Die Revision der Staatsanwaltschaft hatte lediglich hinsichtlich eines Teils der Freisprüche sowie hinsichtlich des Umfangs der Verfallsanordnung und des unterbliebenen Berufsverbots Erfolg. Insbesondere hatte das Landgericht zu Unrecht lediglich Wertersatzverfall für den Verkaufsreingewinn des Angeklagten angeordnet und nicht für den gesamten bei den Geschäften erzielten Umsatz, wie es das Gesetz mit dem Bruttoprinzip vorsieht.

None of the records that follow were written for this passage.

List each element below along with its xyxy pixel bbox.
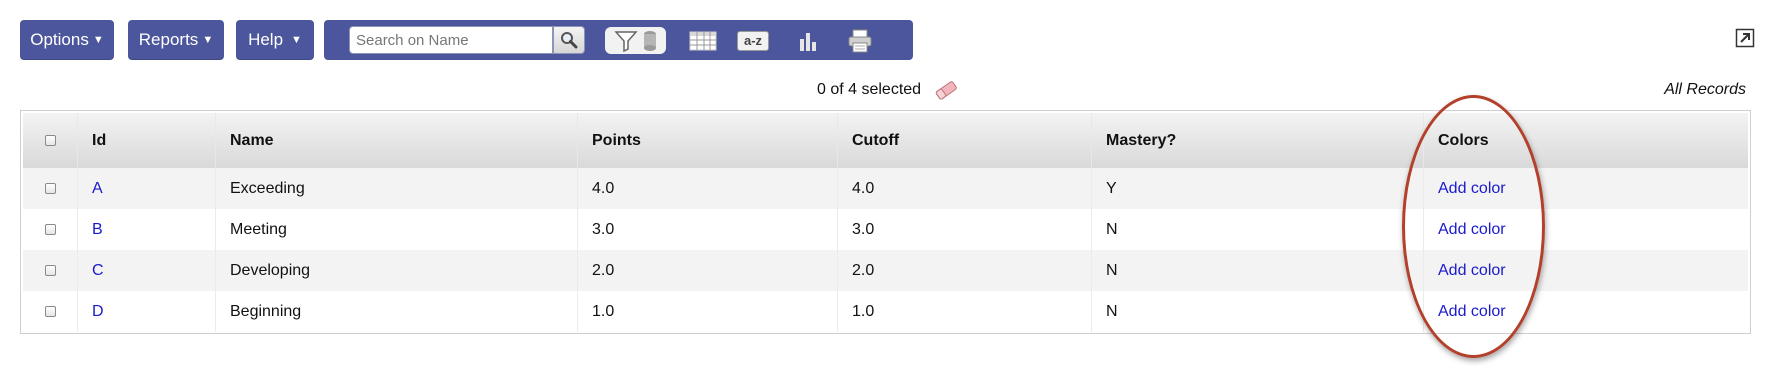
select-all-cell <box>23 113 77 168</box>
row-select-cell <box>23 209 77 250</box>
options-menu-label: Options <box>30 30 89 49</box>
name-cell: Beginning <box>215 291 577 332</box>
cutoff-cell: 1.0 <box>837 291 1091 332</box>
grid-icon <box>689 31 717 50</box>
expand-window-button[interactable] <box>1735 28 1755 48</box>
column-header-id[interactable]: Id <box>77 113 215 168</box>
row-checkbox[interactable] <box>45 306 56 317</box>
print-icon <box>848 29 872 52</box>
filter-icon <box>613 30 638 52</box>
table-row: C Developing 2.0 2.0 N Add color <box>23 250 1748 291</box>
points-cell: 2.0 <box>577 250 837 291</box>
table-header-row: Id Name Points Cutoff Mastery? Colors <box>23 113 1748 168</box>
table-row: A Exceeding 4.0 4.0 Y Add color <box>23 168 1748 209</box>
select-all-checkbox[interactable] <box>45 135 56 146</box>
reports-menu-button[interactable]: Reports ▼ <box>128 20 224 60</box>
eraser-icon <box>935 81 957 100</box>
add-color-link[interactable]: Add color <box>1438 180 1506 198</box>
colors-cell: Add color <box>1423 168 1748 209</box>
add-color-link[interactable]: Add color <box>1438 303 1506 321</box>
filter-toggle-button[interactable] <box>605 27 666 54</box>
caret-down-icon: ▼ <box>92 34 104 46</box>
mastery-cell: Y <box>1091 168 1423 209</box>
id-cell: C <box>77 250 215 291</box>
table-row: D Beginning 1.0 1.0 N Add color <box>23 291 1748 332</box>
name-cell: Exceeding <box>215 168 577 209</box>
id-cell: B <box>77 209 215 250</box>
table-row: B Meeting 3.0 3.0 N Add color <box>23 209 1748 250</box>
column-header-points[interactable]: Points <box>577 113 837 168</box>
add-color-link[interactable]: Add color <box>1438 221 1506 239</box>
id-cell: D <box>77 291 215 332</box>
database-icon <box>643 30 656 51</box>
mastery-cell: N <box>1091 209 1423 250</box>
colors-cell: Add color <box>1423 209 1748 250</box>
clear-selection-button[interactable] <box>933 78 959 107</box>
reports-menu-label: Reports <box>138 30 199 49</box>
options-menu-button[interactable]: Options ▼ <box>20 20 114 60</box>
cutoff-cell: 3.0 <box>837 209 1091 250</box>
sort-az-label: a-z <box>743 33 763 48</box>
mastery-cell: N <box>1091 291 1423 332</box>
points-cell: 1.0 <box>577 291 837 332</box>
colors-cell: Add color <box>1423 250 1748 291</box>
row-checkbox[interactable] <box>45 224 56 235</box>
column-header-mastery[interactable]: Mastery? <box>1091 113 1423 168</box>
points-cell: 4.0 <box>577 168 837 209</box>
search-icon <box>561 32 578 49</box>
sort-button[interactable]: a-z <box>736 27 770 54</box>
column-header-colors[interactable]: Colors <box>1423 113 1748 168</box>
cutoff-cell: 4.0 <box>837 168 1091 209</box>
help-menu-button[interactable]: Help ▼ <box>236 20 314 60</box>
help-menu-label: Help <box>248 30 284 49</box>
id-link[interactable]: C <box>92 262 104 280</box>
id-link[interactable]: B <box>92 221 103 239</box>
print-button[interactable] <box>845 27 875 54</box>
row-select-cell <box>23 291 77 332</box>
caret-down-icon: ▼ <box>202 34 214 46</box>
search-toolbar: a-z <box>324 20 913 60</box>
cutoff-cell: 2.0 <box>837 250 1091 291</box>
sort-az-icon: a-z <box>737 30 769 51</box>
records-scope-label: All Records <box>1664 81 1746 98</box>
name-cell: Developing <box>215 250 577 291</box>
row-select-cell <box>23 168 77 209</box>
chart-button[interactable] <box>794 27 822 54</box>
row-checkbox[interactable] <box>45 183 56 194</box>
records-table: Id Name Points Cutoff Mastery? Colors A … <box>20 110 1751 334</box>
column-header-cutoff[interactable]: Cutoff <box>837 113 1091 168</box>
search-input[interactable] <box>349 26 553 54</box>
name-cell: Meeting <box>215 209 577 250</box>
mastery-cell: N <box>1091 250 1423 291</box>
column-header-name[interactable]: Name <box>215 113 577 168</box>
row-select-cell <box>23 250 77 291</box>
add-color-link[interactable]: Add color <box>1438 262 1506 280</box>
row-checkbox[interactable] <box>45 265 56 276</box>
id-link[interactable]: D <box>92 303 104 321</box>
caret-down-icon: ▼ <box>291 34 302 46</box>
grid-view-button[interactable] <box>687 27 719 54</box>
bar-chart-icon <box>800 32 816 51</box>
id-link[interactable]: A <box>92 180 103 198</box>
search-button[interactable] <box>553 26 585 54</box>
expand-icon <box>1735 28 1755 48</box>
colors-cell: Add color <box>1423 291 1748 332</box>
selected-count: 0 of 4 selected <box>817 81 922 98</box>
id-cell: A <box>77 168 215 209</box>
selection-status-bar: 0 of 4 selected All Records <box>0 78 1770 102</box>
points-cell: 3.0 <box>577 209 837 250</box>
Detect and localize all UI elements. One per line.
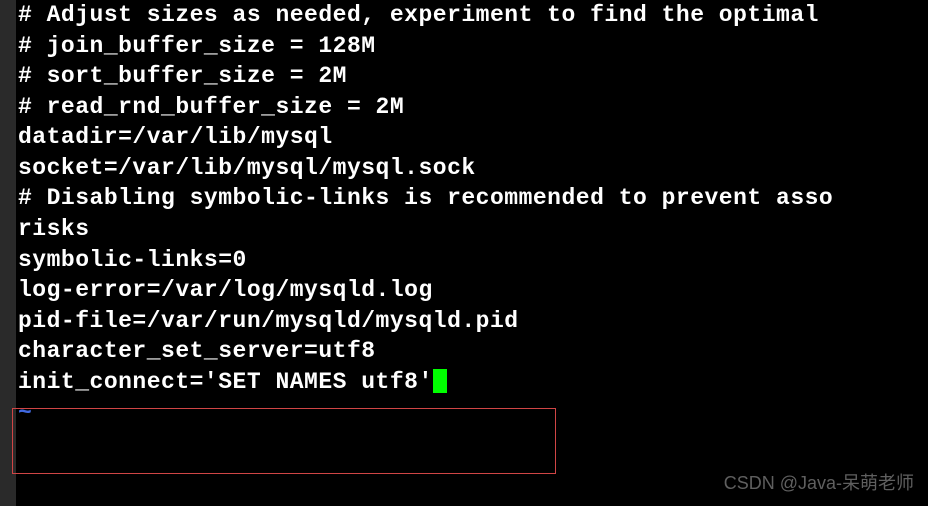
config-line: symbolic-links=0	[18, 245, 928, 276]
scrollbar[interactable]	[0, 0, 16, 506]
config-line: # Disabling symbolic-links is recommende…	[18, 183, 928, 214]
config-text: init_connect='SET NAMES utf8'	[18, 369, 433, 395]
watermark-text: CSDN @Java-呆萌老师	[724, 472, 914, 496]
cursor-icon	[433, 369, 447, 393]
config-line: socket=/var/lib/mysql/mysql.sock	[18, 153, 928, 184]
config-line: risks	[18, 214, 928, 245]
config-line: # sort_buffer_size = 2M	[18, 61, 928, 92]
cursor-line: init_connect='SET NAMES utf8'	[18, 367, 928, 398]
config-line: # Adjust sizes as needed, experiment to …	[18, 0, 928, 31]
config-line: # join_buffer_size = 128M	[18, 31, 928, 62]
config-line: # read_rnd_buffer_size = 2M	[18, 92, 928, 123]
vim-tilde: ~	[18, 398, 928, 429]
config-line: datadir=/var/lib/mysql	[18, 122, 928, 153]
config-line: pid-file=/var/run/mysqld/mysqld.pid	[18, 306, 928, 337]
terminal-content[interactable]: # Adjust sizes as needed, experiment to …	[18, 0, 928, 428]
config-line: log-error=/var/log/mysqld.log	[18, 275, 928, 306]
config-line: character_set_server=utf8	[18, 336, 928, 367]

Zwar besteht die Möglichkeit einer Ausnahme in Härtefällen. Die Kammer hat jedoch bei der Anwendung der Härtefallregelung wesentliche Umstände nicht berücksichtigt, insbesondere Indizien dafür, daß der Angeklagte Teile seines Vermögens bewußt im Hinblick auf das Verfahren beiseite schaffte.
In der erforderlichen neuen Verhandlung wird daher insbesondere über die Gesamtstrafe, den Umfang der Verfallsanordnung sowie über die Frage eines Berufsverbotes zu entscheiden sei.